The T10 Blast was not the first tournament where VCA raised their fan engagement game. Earlier, in March 2020, the grand final of the Women’s T20 Super League and a 10-over men’s exhibition match were streamed globally via Facebook and broadcast on the local Television Blong Vanuatu. Since this took place at a time when sports around the world was at a standstill, it came as a source of succour to hungry fans and was featured in news outlets from New York to Pakistan.
The women’s final attracted 350,000 views online and reached a remarkable 793 million with the help of ICC media channels, confirming to VCA that there was a huge audience for Associate cricket. It laid the foundation for the Vanuatu T10 Blast.
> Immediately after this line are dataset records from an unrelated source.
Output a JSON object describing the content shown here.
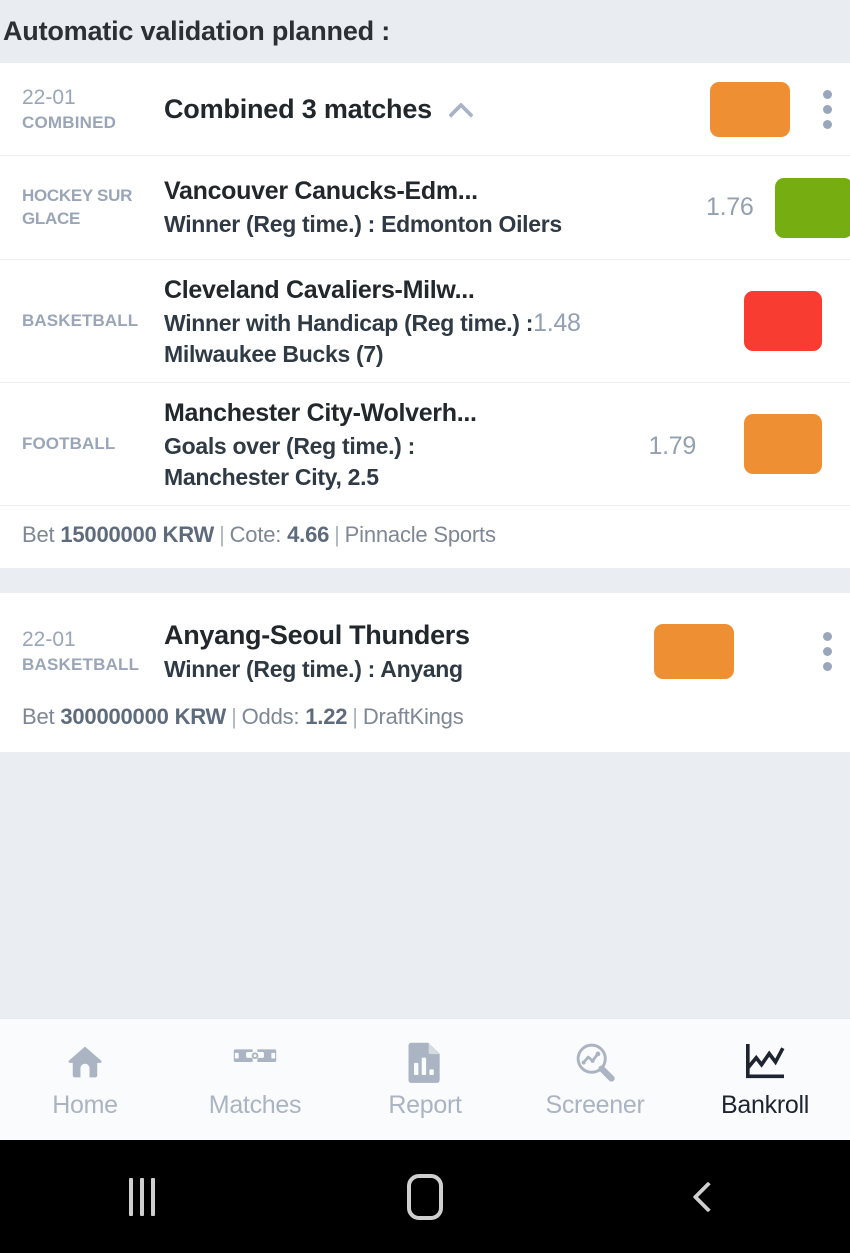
{
  "header": {
    "title": "Automatic validation planned :"
  },
  "combined_card": {
    "date": "22-01",
    "category": "COMBINED",
    "title": "Combined 3 matches",
    "collapse_icon": "chevron-up-icon",
    "status_color": "#ef8f33",
    "menu_icon": "kebab-menu-icon",
    "matches": [
      {
        "sport": "HOCKEY SUR GLACE",
        "title": "Vancouver Canucks-Edm...",
        "bet": "Winner (Reg time.) : Edmonton Oilers",
        "odd": "1.76",
        "status_color": "#76ad11"
      },
      {
        "sport": "BASKETBALL",
        "title": "Cleveland Cavaliers-Milw...",
        "bet": "Winner with Handicap (Reg time.) :",
        "bet_line2": "Milwaukee Bucks (7)",
        "odd": "1.48",
        "status_color": "#f83c32"
      },
      {
        "sport": "FOOTBALL",
        "title": "Manchester City-Wolverh...",
        "bet": "Goals over (Reg time.) :",
        "bet_line2": "Manchester City, 2.5",
        "odd": "1.79",
        "status_color": "#ef8f33"
      }
    ],
    "footer": {
      "bet_label": "Bet",
      "bet_amount": "15000000 KRW",
      "odds_label": "Cote:",
      "odds_value": "4.66",
      "bookmaker": "Pinnacle Sports",
      "separator": "|"
    }
  },
  "single_card": {
    "date": "22-01",
    "category": "BASKETBALL",
    "title": "Anyang-Seoul Thunders",
    "bet": "Winner (Reg time.) : Anyang",
    "status_color": "#ef8f33",
    "menu_icon": "kebab-menu-icon",
    "footer": {
      "bet_label": "Bet",
      "bet_amount": "300000000 KRW",
      "odds_label": "Odds:",
      "odds_value": "1.22",
      "bookmaker": "DraftKings",
      "separator": "|"
    }
  },
  "bottom_nav": {
    "items": [
      {
        "label": "Home",
        "icon": "home-icon",
        "active": false
      },
      {
        "label": "Matches",
        "icon": "pitch-icon",
        "active": false
      },
      {
        "label": "Report",
        "icon": "document-chart-icon",
        "active": false
      },
      {
        "label": "Screener",
        "icon": "magnifier-chart-icon",
        "active": false
      },
      {
        "label": "Bankroll",
        "icon": "line-chart-icon",
        "active": true
      }
    ],
    "inactive_color": "#aab4c2",
    "active_color": "#1e2430"
  },
  "system_bar": {
    "recents": "recents-icon",
    "home": "home-square-icon",
    "back": "back-chevron-icon"
  }
}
Together, the broadcast captured the imagination of the world and has won VCA the Digital Fan Engagement Initiative of the Year honour at the ICC Global Development Awards 2020.
Importantly, the digital initiative had significant real-world effects. As a direct result of the broadcast of the women’s match and the efforts of the women’s team, four new teams have been formed on islands that previously didn’t have women’s cricket.
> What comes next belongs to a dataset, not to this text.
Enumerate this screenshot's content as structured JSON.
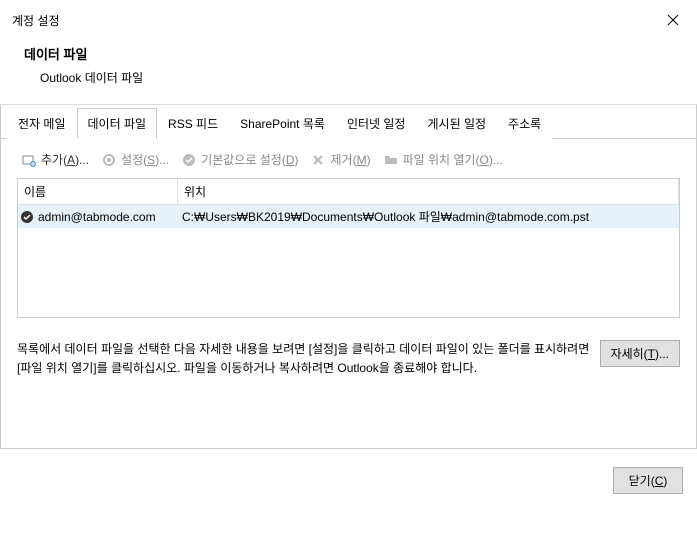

Members of the Vanuatu women’s national team used the TV exposure to travel to the islands of Santo and Malekula. The islands had already seen some cyclone relief work done by VCA and the Association were keen to continue to support women, children and people living with a disability who remained vulnerable after the disaster. Cricket provided a safe environment for the people to express themselves.
In the two islands, the players found women and girls wanting to try cricket after watching that T20 final, even as their families were encouraged by how the sport can be a positive, safe space. Fifty women, the youngest at 15 and the oldest at around 50, joined the national team in training over two months. Almost 70% of them had been inspired by the broadcast. Even as the new entrants went through intense training, funds were raised through BBQs, a raffle and sponsorship. A four-team T20 competition – the first of its kind in Santo – was held.
Two participants were found to be good enough to join a national training camp, and the Santo Women’s T20 Super League is now set to be an annual affair.
Selina Solman, Vanuatu captain, was encouraged by what she saw. “This goes to show that women’s cricket is gaining more traction and growing in Vanuatu and that provides huge motivation for the women’s team to continue pushing the growth of women’s cricket in our country,” she said.
“To experience the joy that cricket brings to people, especially women and girls, who are playing the sport for the very first time is truly an experience that our staff will not forget,” added Fare, who led and facilitated the Santo initiative. “Sport is a weapon for positive change and we will continue to play our part to make a difference in our communities.”